People with blind faith don’t feel limitations by their beliefs; they aren’t constricted by glass ceilings; they don’t necessarily feel confounded by boundaries or restrictions. Orthodox Jewish women, for instance, or women in Iran. For them, this is just life like they’ve always known it; just the way it is. If you don’t know what you’re missing, you’re not missing it.
But once you taste a morsel from the other side …
I never thought I’d be able to have a life where work meant I could write and get paid for it. In theory it seemed both selfish and a direct dichotomy to the word, ‘work.’ I thought work was just that – a job, labor. Something you do that you don’t necessarily enjoy – or is easy, but you then you get rewarded with money that will buy you something you want or need.
When I met my boyfriend, he showed me that you could, in fact, earn a living doing exactly what you enjoy and find fulfilling. So now I feel like an Orthodox Jewish woman who just discovered that not only could I wear shorts, but I could also lose the wig.
I’ve tasted from the other side … and I don’t want to go back. Now a “standard corporate job” would feel like heavy torture complete with long skirt, black tights and the world’s bulkiest polyester wig.
But a “dream job” – or any dream worth pursuing – requires a particular driving force. A unique and powerful motivation found in all dream catchers.
What happens when we feel like we don’t have enough passion or ambition or talent? How about when the biggest battle we encounter is our own self-doubt and infringement of limitations?

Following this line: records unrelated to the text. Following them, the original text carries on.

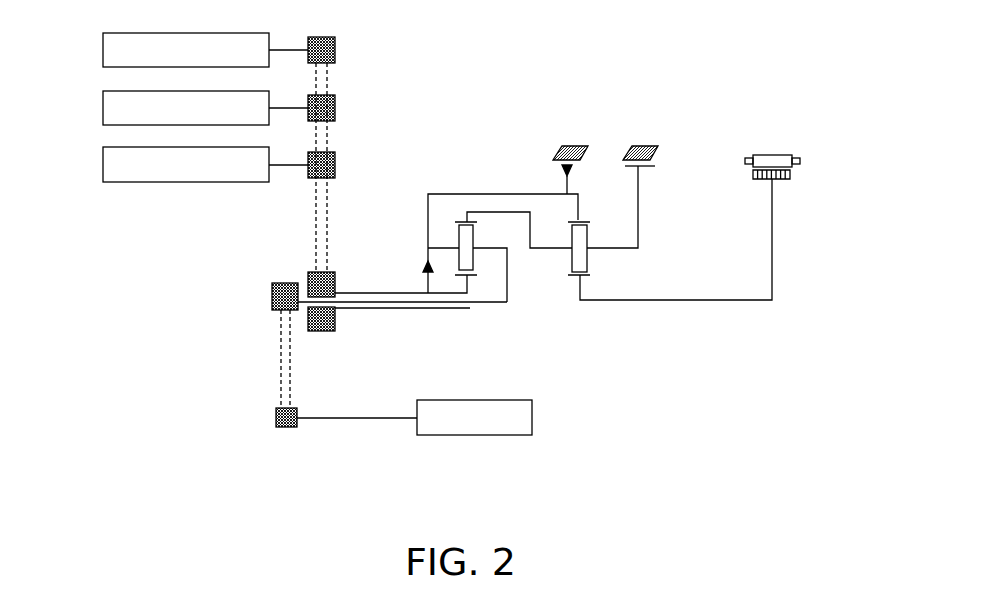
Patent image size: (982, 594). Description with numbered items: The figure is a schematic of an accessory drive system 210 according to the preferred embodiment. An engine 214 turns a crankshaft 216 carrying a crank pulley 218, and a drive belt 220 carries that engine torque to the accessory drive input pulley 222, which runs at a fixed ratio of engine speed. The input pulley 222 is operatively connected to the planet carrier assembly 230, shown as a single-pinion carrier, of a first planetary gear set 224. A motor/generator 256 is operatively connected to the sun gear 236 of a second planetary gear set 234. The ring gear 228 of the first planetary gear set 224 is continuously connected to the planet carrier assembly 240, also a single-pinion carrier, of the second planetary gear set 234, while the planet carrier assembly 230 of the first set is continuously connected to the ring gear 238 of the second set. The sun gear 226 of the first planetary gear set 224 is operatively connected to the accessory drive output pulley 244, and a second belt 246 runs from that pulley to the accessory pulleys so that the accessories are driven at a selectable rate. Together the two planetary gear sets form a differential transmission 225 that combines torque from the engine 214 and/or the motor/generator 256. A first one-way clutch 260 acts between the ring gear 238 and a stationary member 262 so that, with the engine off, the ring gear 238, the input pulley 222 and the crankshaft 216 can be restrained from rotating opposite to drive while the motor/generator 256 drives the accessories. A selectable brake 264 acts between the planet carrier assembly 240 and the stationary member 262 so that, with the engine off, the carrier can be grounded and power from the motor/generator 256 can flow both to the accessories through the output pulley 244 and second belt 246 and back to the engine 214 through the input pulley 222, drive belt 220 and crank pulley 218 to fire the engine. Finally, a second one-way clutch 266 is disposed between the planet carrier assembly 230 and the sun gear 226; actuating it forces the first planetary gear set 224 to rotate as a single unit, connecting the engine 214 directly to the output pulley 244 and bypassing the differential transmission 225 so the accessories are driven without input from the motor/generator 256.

The accessory drive system 210 is at (775, 62).
The engine 214 is at (505, 435).
The crankshaft 216 is at (355, 418).
The crank pulley 218 is at (276, 418).
The drive belt 220 is at (272, 356).
The accessory drive input pulley 222 is at (272, 297).
The first planetary gear set 224 is at (486, 276).
The differential transmission 225 is at (765, 378).
The sun gear 226 is at (473, 280).
The ring gear 228 is at (458, 222).
The planet carrier assembly 230 is at (498, 242).
The second planetary gear set 234 is at (608, 276).
The sun gear 236 is at (577, 278).
The ring gear 238 is at (582, 220).
The planet carrier assembly 240 is at (551, 250).
The accessory drive output pulley 244 is at (308, 279).
The second belt 246 is at (307, 213).
The motor/generator 256 is at (775, 148).
The first one-way clutch 260 is at (560, 171).
The stationary member 262 is at (645, 140).
The selectable brake 264 is at (640, 170).
The second one-way clutch 266 is at (428, 262).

Why are we our worst enemies, constructing roadblocks in our own journey?
How do we persevere, believing in our dreams when it’s clearly the harder route? How do we push ourselves to continue to question and not accept default? How do we believe that we’re good enough or worthy enough? From where do we draw the strength to achieve that resolution?

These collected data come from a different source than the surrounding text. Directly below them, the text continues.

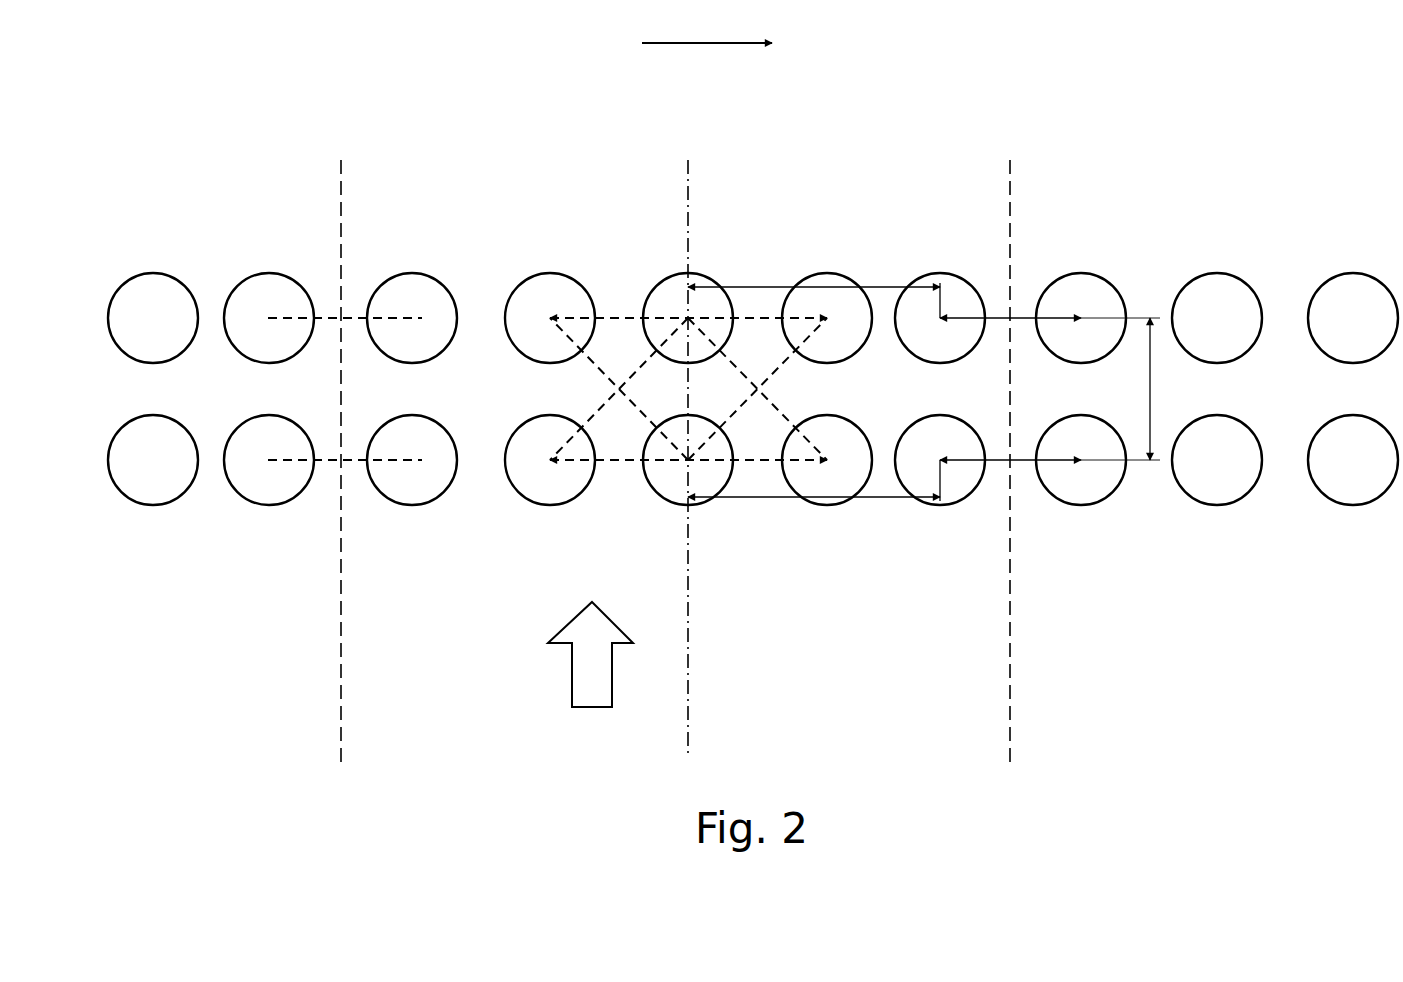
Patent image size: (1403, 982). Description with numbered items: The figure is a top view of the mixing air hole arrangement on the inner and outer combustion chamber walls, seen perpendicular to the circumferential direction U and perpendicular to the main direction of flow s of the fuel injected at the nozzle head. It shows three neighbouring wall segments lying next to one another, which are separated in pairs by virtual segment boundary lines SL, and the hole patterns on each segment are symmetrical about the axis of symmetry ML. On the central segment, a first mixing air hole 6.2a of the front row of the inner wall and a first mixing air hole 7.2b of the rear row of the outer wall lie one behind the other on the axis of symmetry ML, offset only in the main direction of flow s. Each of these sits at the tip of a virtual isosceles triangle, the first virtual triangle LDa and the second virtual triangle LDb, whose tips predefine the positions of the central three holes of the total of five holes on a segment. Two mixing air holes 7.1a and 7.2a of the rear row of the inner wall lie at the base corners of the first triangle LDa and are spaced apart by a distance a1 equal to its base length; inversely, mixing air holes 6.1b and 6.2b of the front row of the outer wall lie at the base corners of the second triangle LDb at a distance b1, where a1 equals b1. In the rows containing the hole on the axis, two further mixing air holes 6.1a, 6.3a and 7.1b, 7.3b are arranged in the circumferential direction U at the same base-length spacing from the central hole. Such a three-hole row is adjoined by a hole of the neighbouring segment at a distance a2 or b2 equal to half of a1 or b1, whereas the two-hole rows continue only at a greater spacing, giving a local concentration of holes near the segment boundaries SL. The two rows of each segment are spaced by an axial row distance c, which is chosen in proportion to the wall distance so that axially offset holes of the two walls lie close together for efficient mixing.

The mixing air hole 7.1b is at (415, 273).
The mixing air hole 7.1a is at (549, 273).
The first mixing air hole 7.2b is at (696, 273).
The mixing air hole 7.2a is at (828, 270).
The mixing air hole 7.3b is at (940, 273).
The mixing air hole 6.1a is at (423, 503).
The mixing air hole 6.1b is at (550, 503).
The first mixing air hole 6.2a is at (690, 503).
The mixing air hole 6.2b is at (828, 508).
The mixing air hole 6.3a is at (940, 503).
The segment boundary line SL is at (342, 181).
The axis of symmetry ML is at (689, 181).
The first virtual isosceles triangle LDa is at (624, 312).
The second virtual isosceles triangle LDb is at (753, 461).
The distance b1 is at (814, 290).
The distance b2 is at (1022, 318).
The distance a1 is at (814, 480).
The distance a2 is at (1015, 463).
The axial row distance c is at (1157, 389).
The circumferential direction U is at (707, 30).
The main direction of flow s is at (590, 654).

The future is confusing – money (or where will it come from) is scary. Why were some people created with the constant urge for more – with a perpetual hunger – and others were created to be satiated by so little.
My mind is continually going – it never rests. It wants answers and questions and realizations. I wait for a break through and realize it is only up to me to break on through.
So I tread forward. Sometimes carefully; sometimes on a whim. I make the best decisions armed with the information at my disposal at the time. I try to tame the doubt and guilt. I try to take the reins on life and move it forward.
I try to say poignant things out loud to make myself feel better, wiser, inspired. But sometimes, the guy who writes the Daily Kabbalah Tune-ups just has a better way with words: “Successes aren’t what really matter in life; it’s what we do with our failures that makes us, and our work, great in this world. Today, keep moving. Every no brings you closer to a yes.”